This is the first post for a New Media Seminar that I am participating in at Virginia Tech. The main site for this seminar includes comments on weekly readings. Seminar Twitter Hashtag: #vtnmss15.
Reading: “As We May Think” by Vannevar Bush, Atlantic Monthly, 176(1):101-108. (July 1945).
Many of the passages in Vannevar Bush’s article As We May Think resonate with the current state of scientific research. As I was reading the first part of the article, I could see the desire to accumulate and aggregate massive amounts of information, making data collection a more efficient process. In the back of my mind I kept thinking, “But what next? What happens after you have obtained all this information?” In biological discovery, we are exactly at this point; the development of high-throughput technologies are producing enormous amounts of observations about biological systems. As examples, 1,000 human genomes have been sequenced to better understand genetic variation in human populations, and thousands of cancer genomes have been measured to identify underlying mechanisms of cancer. How are we going to use these datasets to further scientific discovery? Then, I came across this paragraph:
So much for the manipulation of ideas and their insertion into the record. Thus far we seem to be worse off than before—for we can enormously extend the record; yet even in its present bulk we can hardly consult it. This is a much larger matter than merely the extraction of data for the purposes of scientific research; it involves the entire process by which man profits by his inheritance of acquired knowledge. The prime action of use is selection, and here we are halting indeed. There may be millions of fine thoughts, and the account of the experience on which they are based, all encased within stone walls of acceptable architectural form; but if the scholar can get at only one a week by diligent search, his syntheses are not likely to keep up with the current scene.

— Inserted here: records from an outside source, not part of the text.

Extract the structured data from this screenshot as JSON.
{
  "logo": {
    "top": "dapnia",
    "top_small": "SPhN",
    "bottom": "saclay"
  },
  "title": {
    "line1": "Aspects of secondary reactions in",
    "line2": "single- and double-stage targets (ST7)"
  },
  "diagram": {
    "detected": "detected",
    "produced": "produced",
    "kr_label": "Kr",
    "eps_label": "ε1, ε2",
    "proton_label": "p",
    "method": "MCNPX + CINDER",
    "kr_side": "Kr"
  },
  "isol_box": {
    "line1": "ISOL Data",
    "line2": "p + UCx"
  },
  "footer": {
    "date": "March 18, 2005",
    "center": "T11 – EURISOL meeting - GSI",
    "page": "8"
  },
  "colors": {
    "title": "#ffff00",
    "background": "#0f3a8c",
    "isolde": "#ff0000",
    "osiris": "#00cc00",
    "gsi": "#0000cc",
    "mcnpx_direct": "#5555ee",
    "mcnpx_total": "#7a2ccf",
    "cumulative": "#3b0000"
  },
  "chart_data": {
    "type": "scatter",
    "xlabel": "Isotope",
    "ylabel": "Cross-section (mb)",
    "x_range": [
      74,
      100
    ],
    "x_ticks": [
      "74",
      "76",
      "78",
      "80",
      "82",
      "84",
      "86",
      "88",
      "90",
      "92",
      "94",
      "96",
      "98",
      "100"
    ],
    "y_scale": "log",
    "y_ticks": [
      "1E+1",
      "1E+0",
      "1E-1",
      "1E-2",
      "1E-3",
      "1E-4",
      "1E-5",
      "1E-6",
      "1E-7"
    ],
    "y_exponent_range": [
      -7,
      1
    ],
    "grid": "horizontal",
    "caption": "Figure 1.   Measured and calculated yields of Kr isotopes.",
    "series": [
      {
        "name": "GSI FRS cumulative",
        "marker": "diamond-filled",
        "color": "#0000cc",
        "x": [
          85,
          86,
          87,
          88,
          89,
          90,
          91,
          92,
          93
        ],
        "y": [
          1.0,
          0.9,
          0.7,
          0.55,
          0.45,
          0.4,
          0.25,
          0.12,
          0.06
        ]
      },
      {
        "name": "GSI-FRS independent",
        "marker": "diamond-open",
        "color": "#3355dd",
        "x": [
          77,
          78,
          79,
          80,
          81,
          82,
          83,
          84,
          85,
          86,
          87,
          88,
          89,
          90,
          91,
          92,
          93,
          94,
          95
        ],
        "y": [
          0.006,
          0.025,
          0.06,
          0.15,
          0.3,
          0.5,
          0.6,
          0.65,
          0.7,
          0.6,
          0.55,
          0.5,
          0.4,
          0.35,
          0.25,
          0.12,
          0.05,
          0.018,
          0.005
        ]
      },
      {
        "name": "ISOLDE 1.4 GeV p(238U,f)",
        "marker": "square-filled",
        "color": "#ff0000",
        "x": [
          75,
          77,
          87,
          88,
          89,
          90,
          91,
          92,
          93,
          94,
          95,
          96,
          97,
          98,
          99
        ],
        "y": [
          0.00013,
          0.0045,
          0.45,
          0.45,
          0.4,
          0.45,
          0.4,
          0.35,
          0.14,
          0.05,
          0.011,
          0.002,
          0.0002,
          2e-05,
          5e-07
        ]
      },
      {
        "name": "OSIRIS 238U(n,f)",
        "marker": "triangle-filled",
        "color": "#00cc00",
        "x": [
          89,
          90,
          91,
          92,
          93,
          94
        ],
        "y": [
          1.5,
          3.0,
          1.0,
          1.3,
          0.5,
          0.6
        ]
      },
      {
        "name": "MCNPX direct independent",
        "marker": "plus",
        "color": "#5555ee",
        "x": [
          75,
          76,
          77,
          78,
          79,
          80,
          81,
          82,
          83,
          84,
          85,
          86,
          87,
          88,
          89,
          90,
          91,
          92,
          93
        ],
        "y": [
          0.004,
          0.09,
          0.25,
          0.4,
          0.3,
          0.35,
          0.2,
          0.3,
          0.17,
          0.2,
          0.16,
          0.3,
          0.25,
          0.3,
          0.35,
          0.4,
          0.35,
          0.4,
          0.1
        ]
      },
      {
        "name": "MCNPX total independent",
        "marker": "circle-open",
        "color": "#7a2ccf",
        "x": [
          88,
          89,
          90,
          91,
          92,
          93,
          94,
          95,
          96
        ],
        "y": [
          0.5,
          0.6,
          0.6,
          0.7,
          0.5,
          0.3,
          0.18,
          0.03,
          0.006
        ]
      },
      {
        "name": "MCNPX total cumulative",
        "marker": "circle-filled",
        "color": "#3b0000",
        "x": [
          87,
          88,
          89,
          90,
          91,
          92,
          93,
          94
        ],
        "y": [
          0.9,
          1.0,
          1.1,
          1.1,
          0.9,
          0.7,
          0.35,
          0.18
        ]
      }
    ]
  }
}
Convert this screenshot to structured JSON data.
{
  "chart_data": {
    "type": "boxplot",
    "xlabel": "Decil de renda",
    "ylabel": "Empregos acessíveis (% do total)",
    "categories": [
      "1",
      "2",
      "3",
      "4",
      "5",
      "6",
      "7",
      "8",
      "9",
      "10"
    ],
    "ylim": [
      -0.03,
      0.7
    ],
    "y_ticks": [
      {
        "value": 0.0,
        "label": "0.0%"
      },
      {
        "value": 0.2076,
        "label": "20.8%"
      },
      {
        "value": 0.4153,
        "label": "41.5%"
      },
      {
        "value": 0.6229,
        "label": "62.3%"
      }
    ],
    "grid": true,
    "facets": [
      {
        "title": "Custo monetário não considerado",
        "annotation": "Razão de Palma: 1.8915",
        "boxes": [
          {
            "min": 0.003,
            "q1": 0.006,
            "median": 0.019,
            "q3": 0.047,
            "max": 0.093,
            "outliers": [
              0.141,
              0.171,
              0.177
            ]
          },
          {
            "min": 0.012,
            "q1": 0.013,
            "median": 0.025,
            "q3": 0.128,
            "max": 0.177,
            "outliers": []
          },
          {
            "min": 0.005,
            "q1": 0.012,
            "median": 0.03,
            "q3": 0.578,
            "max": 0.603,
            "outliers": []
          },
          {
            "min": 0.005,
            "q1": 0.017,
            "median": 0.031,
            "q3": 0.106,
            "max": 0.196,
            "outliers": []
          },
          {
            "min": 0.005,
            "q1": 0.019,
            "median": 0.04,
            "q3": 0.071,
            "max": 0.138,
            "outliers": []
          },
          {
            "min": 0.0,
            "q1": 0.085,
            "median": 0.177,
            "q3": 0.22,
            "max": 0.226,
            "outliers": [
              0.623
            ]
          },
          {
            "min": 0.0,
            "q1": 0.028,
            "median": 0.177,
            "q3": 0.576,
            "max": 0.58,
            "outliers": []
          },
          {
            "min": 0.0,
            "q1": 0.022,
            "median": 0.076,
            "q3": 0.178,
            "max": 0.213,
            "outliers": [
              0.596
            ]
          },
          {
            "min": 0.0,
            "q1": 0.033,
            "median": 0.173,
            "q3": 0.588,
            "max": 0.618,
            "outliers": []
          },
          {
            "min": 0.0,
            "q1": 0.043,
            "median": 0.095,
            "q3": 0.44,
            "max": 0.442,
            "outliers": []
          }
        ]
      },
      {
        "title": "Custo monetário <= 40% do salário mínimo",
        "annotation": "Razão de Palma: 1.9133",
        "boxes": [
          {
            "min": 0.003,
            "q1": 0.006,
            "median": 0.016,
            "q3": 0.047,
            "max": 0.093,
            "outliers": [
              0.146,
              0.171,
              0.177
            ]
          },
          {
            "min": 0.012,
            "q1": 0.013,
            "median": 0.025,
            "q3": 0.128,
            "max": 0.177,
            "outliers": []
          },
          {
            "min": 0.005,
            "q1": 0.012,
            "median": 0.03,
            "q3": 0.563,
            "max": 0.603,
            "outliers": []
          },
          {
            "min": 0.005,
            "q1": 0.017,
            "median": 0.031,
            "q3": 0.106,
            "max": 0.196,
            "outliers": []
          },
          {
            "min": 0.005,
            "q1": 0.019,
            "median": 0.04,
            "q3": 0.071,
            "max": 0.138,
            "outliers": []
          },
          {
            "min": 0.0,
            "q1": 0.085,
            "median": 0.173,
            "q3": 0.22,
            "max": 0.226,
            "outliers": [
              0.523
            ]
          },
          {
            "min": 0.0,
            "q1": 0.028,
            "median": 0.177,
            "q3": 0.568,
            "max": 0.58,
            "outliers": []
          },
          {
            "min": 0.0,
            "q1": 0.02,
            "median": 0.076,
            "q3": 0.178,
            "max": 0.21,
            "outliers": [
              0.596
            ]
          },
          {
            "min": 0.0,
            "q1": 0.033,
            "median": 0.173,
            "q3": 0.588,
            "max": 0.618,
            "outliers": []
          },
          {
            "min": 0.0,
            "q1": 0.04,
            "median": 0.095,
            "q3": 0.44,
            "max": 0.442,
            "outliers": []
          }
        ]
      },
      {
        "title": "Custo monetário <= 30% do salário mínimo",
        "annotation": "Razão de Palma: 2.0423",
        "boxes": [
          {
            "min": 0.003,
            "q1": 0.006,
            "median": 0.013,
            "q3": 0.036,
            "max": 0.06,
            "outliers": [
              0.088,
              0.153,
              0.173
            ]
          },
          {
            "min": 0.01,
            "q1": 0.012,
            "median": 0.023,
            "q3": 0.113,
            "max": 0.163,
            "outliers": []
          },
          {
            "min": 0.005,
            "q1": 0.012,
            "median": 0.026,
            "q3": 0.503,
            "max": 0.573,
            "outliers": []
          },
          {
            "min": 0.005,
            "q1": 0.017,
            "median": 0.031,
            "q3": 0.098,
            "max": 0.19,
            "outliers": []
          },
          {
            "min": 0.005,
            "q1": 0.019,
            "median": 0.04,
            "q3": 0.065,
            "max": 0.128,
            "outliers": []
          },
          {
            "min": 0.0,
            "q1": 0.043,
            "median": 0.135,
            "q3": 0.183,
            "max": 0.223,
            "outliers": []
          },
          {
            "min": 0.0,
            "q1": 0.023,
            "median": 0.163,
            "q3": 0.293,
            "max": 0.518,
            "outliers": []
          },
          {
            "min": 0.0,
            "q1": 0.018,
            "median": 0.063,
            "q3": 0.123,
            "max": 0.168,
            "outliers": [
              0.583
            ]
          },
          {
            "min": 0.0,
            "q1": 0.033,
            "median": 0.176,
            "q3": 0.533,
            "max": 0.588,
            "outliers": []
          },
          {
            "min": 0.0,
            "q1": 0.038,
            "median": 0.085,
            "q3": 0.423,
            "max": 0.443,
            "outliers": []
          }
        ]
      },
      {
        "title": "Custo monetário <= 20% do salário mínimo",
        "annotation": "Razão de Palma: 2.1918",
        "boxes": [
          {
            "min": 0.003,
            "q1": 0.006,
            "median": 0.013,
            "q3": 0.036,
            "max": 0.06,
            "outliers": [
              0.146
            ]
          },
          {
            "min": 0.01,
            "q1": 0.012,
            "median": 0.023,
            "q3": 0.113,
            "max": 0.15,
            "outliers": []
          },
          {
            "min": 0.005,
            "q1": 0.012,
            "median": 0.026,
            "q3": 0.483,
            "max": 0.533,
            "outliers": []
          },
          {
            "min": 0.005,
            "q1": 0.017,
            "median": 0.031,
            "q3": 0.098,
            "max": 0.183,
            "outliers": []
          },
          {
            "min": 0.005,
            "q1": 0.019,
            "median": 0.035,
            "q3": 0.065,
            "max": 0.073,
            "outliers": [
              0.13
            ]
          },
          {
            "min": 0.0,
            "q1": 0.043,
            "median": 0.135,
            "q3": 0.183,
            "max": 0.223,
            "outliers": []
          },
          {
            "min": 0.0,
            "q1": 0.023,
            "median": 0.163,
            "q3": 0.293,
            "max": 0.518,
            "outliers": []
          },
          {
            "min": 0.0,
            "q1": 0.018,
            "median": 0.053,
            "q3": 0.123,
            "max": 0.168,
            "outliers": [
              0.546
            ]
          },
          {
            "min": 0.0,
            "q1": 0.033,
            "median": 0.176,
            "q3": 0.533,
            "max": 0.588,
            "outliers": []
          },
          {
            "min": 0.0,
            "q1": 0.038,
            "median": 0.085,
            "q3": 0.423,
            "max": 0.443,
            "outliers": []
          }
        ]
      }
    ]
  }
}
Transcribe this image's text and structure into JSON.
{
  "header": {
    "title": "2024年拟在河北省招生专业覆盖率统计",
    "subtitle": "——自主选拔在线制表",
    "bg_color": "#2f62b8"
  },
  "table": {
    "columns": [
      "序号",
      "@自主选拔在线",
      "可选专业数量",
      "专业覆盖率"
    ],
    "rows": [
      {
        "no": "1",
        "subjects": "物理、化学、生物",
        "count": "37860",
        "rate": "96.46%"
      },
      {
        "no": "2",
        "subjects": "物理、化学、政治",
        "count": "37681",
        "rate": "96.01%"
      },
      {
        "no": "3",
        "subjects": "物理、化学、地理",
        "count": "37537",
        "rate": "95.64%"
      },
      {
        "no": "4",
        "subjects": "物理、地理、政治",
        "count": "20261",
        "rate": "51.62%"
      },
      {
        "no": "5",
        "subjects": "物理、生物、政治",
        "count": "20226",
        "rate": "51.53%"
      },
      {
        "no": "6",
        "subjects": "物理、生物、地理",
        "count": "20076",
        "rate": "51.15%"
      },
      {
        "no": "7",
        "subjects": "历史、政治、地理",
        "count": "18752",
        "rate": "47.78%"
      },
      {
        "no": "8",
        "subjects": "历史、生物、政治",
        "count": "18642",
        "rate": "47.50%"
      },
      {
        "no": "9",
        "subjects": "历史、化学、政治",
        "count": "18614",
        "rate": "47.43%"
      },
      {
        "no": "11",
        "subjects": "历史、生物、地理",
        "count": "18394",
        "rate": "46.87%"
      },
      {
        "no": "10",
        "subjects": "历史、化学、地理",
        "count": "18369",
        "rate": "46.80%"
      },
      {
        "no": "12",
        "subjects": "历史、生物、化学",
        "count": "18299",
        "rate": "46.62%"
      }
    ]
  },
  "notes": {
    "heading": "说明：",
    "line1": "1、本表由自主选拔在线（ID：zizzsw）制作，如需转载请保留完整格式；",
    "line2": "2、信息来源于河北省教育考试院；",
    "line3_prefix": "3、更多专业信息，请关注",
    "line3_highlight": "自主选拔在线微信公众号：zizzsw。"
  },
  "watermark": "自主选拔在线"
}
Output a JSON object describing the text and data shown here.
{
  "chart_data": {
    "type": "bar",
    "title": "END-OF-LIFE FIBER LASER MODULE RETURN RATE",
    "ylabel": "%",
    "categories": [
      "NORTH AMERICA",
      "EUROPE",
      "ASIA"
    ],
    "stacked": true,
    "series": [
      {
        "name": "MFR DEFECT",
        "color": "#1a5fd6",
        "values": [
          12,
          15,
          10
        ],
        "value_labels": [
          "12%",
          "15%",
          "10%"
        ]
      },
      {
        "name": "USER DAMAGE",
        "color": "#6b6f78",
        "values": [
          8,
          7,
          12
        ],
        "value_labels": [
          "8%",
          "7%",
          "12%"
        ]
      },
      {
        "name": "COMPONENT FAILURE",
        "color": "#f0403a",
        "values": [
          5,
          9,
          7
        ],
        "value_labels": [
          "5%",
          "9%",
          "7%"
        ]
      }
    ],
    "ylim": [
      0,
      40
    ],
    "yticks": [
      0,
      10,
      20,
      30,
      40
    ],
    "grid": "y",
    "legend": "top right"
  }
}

The passage above begins Bush’s response to the pivotal moment when we have collected, annotated, and recorded so much data it becomes difficult to manage. In computer science, the sub-discipline of Big Data has emerged exactly to address Bush’s comment that “for we can enormously extend the record; yet even its present bulk we can hardly consult it.” How do we manage this data to aid in scientific discovery, by placing the right information in front of the right experts? But first, we must know what we’re looking for.
Bush writes “there may be millions of fine thoughts…all encased within stone walls of acceptable architectural form.” However, one may need to find a handful of these thoughts to advance scientific understanding. We have a needle in a haystack problem, except that the individuals who manage the haystack may not have the expertise to identify the needle once they’ve found it. Bush’s notion of selection and indexing in subsequent passages begin to capture the need for clear data organization, and the memex is his ultimate idea of organizing one’s knowledge.
Biological research is becoming more and more collaborative, as enormous datasets require sophisticated technologies and algorithms for analysis. Building upon Bush’s memex, we now need tools and paradigms to describe one individual’s knowledge to others. Perhaps we will develop a framework that allows researchers to benefit from the “inheritance of acquired knowledge” in an efficient and descriptive manner. Wikipedia may in fact be a CliffsNotes for everything in life (their statistics page boasts about 800 new articles a day). Providing a means for inherited knowledge may be a necessity to, as Bush puts it, “keep up with the current scene” of scientific discovery.